Parenting older children is definitely tricky. Being a teenager is a bridge between childhood and adulthood. It is time to cross that bridge knowing you have people behind you to keep you on track and talk you through the steps. However that bridge can get wobbly and at times it seems a long way to get onto the firmer ground on the other side. If you are parent of an introverted teenager there are also other issues that get thrown up. I am fed up with those who believe an introverted teenager lack confidence.
This week I was a little saddened when I got my son’s termly data drop. I wasn’t saddened by the academic results, he is exactly where I expected him to be. And that is a great place! It was the tutor’s comment that I have pondered over since. The comment was that my son in an introvert and needs to work on his confidence. I fundamentally disagree with this assumption and want everyone to consider why you must not believe introverts lack confidence.
Now I totally agree that Dylan is an introvert, but the tone was that this is a weakness. I don’t agree that being an introvert needs to have a negative connotation. He is actually a confident person he just doesn’t shout loudly. Dyl is one of the funniest people I know, he has a sharp wit and makes incredible observations. He is intelligent, he plays on his local football team. Furthermore he has a great circle of friends. He doesn’t lack confidence.
Being an introvert just means that you need some space and time to be alone. My Dyl certainly does, he enjoys being on his own, he can entertain himself and is rarely bored.
Bill Gates, Abraham Lincoln, Gandhi and countless other leaders through history have been classified as introverts. We don’t consider them to lack confidence, they are brilliant leaders and inspire others. Introverts are often much more organised and prepared for whatever challenges they take on.
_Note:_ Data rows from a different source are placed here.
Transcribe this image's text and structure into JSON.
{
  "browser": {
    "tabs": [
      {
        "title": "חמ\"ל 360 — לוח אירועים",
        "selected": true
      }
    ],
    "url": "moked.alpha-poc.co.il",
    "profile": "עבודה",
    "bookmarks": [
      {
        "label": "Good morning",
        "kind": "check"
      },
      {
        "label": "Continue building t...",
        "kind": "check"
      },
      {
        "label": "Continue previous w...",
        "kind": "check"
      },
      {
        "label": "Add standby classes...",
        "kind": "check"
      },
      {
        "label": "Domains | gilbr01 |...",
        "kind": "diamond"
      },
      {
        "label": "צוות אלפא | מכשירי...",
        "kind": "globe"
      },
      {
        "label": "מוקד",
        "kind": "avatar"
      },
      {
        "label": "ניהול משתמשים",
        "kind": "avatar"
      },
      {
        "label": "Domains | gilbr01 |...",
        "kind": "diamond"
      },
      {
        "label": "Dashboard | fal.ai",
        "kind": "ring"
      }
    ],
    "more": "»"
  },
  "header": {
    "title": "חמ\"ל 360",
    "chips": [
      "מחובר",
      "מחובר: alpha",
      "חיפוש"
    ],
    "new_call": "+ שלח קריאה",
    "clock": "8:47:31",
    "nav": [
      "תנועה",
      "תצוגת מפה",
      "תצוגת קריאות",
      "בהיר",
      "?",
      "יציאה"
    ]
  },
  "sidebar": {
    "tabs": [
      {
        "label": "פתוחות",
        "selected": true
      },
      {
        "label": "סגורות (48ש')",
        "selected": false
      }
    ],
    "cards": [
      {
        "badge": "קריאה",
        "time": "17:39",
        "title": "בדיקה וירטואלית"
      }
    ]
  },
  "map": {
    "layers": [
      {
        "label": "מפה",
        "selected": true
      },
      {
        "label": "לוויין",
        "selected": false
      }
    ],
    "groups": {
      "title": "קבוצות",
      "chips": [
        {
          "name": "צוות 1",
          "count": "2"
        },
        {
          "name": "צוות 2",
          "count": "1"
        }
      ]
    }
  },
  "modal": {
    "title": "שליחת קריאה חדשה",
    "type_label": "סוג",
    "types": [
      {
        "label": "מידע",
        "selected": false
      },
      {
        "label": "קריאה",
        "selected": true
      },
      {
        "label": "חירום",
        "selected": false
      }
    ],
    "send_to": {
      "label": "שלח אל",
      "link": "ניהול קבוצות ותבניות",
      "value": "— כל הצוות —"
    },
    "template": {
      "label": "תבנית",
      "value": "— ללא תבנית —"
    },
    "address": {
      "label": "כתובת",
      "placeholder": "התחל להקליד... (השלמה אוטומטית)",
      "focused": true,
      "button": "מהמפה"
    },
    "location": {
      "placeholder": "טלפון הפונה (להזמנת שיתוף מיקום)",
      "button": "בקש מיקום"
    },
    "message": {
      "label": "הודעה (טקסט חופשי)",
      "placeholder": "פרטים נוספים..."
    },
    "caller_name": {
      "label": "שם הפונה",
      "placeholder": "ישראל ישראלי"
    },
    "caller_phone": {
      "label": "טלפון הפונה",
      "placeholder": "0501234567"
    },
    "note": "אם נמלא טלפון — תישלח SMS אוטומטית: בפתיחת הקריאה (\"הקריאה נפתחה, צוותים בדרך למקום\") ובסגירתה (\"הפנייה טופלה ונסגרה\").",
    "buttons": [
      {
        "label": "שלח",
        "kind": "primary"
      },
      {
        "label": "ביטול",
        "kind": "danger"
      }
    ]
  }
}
If you have an introverted child don’t worry that they are lesser than their louder extrovert friends. There are many advantages to being an introvert as this post highlights The top 10 advantages of being an introvert. My favourite is ‘We can be quite observant of both environmental and social subtleties. While others are yammering away, we’re taking everything in and processing it in our ever-active minds’.
I am not a big fan of labelling anyone and I wish teachers could recognised personality traits and work with what they have got. Dyl has always chosen to have a few friends, he is a very loyal friend and keeps a tight circle. We do need to encourage him to go out and make plans with friends. Changing schools was definitely hard emotionally for him as he was out of his comfort zone.
How to Support Your Introverted Teen
- Understand them. Read about introverts and do not see it as a weakness.
- Give your child the space they need to re-energise.
- Coach them when they do need to speak up. I guided Dyl as he had to make new friends when he started secondary school.
- Point out when your child has done something new or put themselves in the centre of attention. That is hard for introverts despite wanting to try something.
- Help your child develop their passions. Dyl has enjoyed archery as a solo sport but he also enjoys group sports. It is hard though, Dyl plays for a local team but will not try out for the school team. He doesn’t want to be put in that position.
- Watch your child for emotional clues. Dyl is very aware but doesn’t always talk about emotions but a hand on a shoulder when I can see he is upset is appreciated.
- Give your teen the positive messages they need. There are some great subscription boxes that will help. For girls the Baebox is inspirational with the boys box launching soon
- Talk to your teen about the changes their body is going through. Dyl hit puberty fast and hard and dealing with those emotions is tough whether you are an introvert or extrovert. A subscription for opening those conversations includes the Betty is designed to ignite conversations for young women and between young women about historically more difficult topics such as periods, feminine hygiene, health education and misconceptions about the female anatomy. The brand aims to smash the stigma of talking about periods and educate girls about their cycles and their bodies whilst instilling confidence and giving advice on all sorts of female issues. The box starts at £6.99 and is then £10.50 per month thereafter.
- Talk to their teachers and make sure they realise that being an introvert is not a weakness nor is it an example of lacking confidence.
Introverted teens have so much to offer and we need to celebrate all teens because the world needs all types!